Former Marvel Editor In Chief Criticizes 'Secret Empire'

Former Marvel Comics Editor-in-Chief Jim Shooter oversaw the first major event book from the [...]

Former Marvel Comics Editor-in-Chief Jim Shooter oversaw the first major event book from the company with Secret Wars, but he's definitely not a fan of the publisher's latest attempt.

While speaking with AIPT at Rhode Island Comic Con, Shooter revealed his thoughts on the Secret Empire comic and his opinion of making Captain America a member of the Hydra.

"Eh, they shouldn't… Captain America a Nazi? Are you kidding me?" said Shooter. "Jack [Kirby] is rolling in his grave. Joe Simon is going to rise up out of his grave and kill those people. That was so wrong because that was not anything like the original intent of the creators."

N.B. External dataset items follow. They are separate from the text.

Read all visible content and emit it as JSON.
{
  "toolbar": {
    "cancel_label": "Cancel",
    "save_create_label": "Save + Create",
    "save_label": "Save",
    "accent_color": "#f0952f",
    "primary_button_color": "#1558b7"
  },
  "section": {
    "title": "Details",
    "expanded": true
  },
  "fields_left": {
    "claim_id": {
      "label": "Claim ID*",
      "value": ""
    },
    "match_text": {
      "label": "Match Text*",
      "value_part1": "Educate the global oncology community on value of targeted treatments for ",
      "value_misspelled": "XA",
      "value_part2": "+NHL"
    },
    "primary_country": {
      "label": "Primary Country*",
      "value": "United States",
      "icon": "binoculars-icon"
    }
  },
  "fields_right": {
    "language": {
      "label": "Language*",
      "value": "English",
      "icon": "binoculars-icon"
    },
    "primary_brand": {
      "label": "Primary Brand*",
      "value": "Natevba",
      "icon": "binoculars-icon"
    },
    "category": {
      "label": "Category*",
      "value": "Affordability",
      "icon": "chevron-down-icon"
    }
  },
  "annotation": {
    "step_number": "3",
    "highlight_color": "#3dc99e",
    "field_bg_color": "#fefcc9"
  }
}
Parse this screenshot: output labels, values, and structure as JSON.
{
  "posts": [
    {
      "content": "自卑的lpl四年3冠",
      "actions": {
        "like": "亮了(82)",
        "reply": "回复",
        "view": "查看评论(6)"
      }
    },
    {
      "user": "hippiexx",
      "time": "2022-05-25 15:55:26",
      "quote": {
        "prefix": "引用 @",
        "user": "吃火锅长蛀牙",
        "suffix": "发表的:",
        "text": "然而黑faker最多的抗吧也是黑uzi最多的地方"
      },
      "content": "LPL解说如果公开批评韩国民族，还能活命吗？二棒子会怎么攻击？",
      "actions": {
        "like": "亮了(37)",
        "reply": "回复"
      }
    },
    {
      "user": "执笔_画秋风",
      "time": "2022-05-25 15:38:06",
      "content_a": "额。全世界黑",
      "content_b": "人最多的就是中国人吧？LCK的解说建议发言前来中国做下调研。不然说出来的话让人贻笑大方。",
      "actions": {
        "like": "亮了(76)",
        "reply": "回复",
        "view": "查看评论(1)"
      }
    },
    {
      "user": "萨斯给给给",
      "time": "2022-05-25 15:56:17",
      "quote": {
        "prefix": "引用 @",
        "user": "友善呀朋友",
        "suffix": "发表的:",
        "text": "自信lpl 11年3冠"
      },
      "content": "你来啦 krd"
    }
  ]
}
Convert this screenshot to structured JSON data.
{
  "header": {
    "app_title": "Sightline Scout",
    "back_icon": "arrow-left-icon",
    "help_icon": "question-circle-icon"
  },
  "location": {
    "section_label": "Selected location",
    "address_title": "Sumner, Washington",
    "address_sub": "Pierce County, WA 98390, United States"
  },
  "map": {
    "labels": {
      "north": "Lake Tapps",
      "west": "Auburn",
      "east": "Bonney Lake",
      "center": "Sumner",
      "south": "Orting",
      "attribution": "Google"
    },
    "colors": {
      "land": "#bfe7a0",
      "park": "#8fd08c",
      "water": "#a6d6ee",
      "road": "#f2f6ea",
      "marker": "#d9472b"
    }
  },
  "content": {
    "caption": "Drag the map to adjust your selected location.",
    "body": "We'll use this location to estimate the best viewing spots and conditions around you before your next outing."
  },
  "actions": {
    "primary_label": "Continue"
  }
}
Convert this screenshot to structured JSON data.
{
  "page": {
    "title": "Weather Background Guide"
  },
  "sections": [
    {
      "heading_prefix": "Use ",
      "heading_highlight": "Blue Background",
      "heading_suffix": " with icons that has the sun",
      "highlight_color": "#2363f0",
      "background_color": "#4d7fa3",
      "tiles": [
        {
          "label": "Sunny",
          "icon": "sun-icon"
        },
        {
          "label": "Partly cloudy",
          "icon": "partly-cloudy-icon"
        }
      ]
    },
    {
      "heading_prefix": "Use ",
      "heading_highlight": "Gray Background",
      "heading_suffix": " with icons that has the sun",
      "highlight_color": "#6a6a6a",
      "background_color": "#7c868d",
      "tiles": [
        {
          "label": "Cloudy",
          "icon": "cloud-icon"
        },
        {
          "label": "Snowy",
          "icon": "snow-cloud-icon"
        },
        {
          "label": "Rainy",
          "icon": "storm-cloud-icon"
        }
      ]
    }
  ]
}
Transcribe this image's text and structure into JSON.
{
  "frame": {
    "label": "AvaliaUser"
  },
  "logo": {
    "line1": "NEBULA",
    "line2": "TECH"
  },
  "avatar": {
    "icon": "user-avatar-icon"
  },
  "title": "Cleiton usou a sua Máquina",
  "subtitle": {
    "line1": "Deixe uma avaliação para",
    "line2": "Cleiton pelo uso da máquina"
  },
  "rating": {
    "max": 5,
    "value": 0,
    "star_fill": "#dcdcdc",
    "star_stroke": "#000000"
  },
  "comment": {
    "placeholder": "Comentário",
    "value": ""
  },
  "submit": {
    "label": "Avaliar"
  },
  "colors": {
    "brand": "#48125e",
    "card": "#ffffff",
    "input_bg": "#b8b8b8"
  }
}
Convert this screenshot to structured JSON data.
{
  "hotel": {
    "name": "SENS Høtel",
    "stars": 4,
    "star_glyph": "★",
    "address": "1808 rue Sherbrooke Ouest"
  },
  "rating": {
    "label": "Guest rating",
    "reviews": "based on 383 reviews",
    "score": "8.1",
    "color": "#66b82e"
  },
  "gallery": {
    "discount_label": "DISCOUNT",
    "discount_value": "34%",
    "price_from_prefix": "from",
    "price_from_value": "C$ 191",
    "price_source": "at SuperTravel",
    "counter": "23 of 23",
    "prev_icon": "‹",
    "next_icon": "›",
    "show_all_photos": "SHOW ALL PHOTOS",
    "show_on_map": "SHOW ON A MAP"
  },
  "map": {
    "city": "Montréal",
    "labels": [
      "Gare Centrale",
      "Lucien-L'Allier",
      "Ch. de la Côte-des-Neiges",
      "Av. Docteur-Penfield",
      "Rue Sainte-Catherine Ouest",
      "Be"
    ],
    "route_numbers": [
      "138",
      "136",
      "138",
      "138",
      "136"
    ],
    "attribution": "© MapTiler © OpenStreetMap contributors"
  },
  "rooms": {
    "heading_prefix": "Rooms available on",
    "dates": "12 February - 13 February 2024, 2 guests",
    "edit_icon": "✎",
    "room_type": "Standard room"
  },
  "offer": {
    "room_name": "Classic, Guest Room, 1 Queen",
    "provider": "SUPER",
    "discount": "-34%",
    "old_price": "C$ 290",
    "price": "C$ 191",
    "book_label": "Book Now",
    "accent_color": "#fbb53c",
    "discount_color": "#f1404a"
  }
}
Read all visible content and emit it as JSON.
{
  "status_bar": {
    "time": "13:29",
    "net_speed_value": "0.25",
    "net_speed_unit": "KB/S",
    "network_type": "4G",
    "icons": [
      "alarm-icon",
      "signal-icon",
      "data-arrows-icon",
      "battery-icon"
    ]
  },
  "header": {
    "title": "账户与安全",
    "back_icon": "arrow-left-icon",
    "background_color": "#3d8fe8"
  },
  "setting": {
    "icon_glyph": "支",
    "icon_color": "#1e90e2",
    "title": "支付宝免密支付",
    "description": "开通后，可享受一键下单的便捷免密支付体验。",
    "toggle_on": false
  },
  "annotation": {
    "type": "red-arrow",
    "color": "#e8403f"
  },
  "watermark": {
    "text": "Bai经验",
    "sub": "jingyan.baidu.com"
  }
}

Shooter offered some insight into his philosophy on the business of comics.

"Comics is completely unlike magazine publishing. It's unlike book publishing. Comics have more in common with single malt scotch than they do with other kinds of publishing because it's a relationship," Shooter said. "It's a relationship marketing business. When I was a kid, I couldn't wait to see what happened to Spider-Man next month. I didn't give a damn if the cover was foil-embossed–because it wasn't. It's all about them loving Spider-Man, the character of Spider-Man, wanting to know what's going on with Spider-Man. If they miss an issue and they don't care, you lost.

"So you have to understand, you're building a relationship. Stan [Lee] took it a step farther and created a relationship between the creators. Everyone felt Stan was their friend. Kids would send him childish confessions. 'Am I a bad person because I did this or that.' When they're involved, you win. When they're not, I don't care how many foil-embossed covers there are.

Considering Shooter oversaw some of the seminal storylines that still resonate among Marvel fans today, it's hard to discount his opinion. And yet the business has changed and certain practices don't work like they did in the '80s when he was running the publisher.

However, considering the current changes taking place at Marvel, it's not difficult to point out that fans might be growing wary of event-driven, variant-plagued publishing initiatives.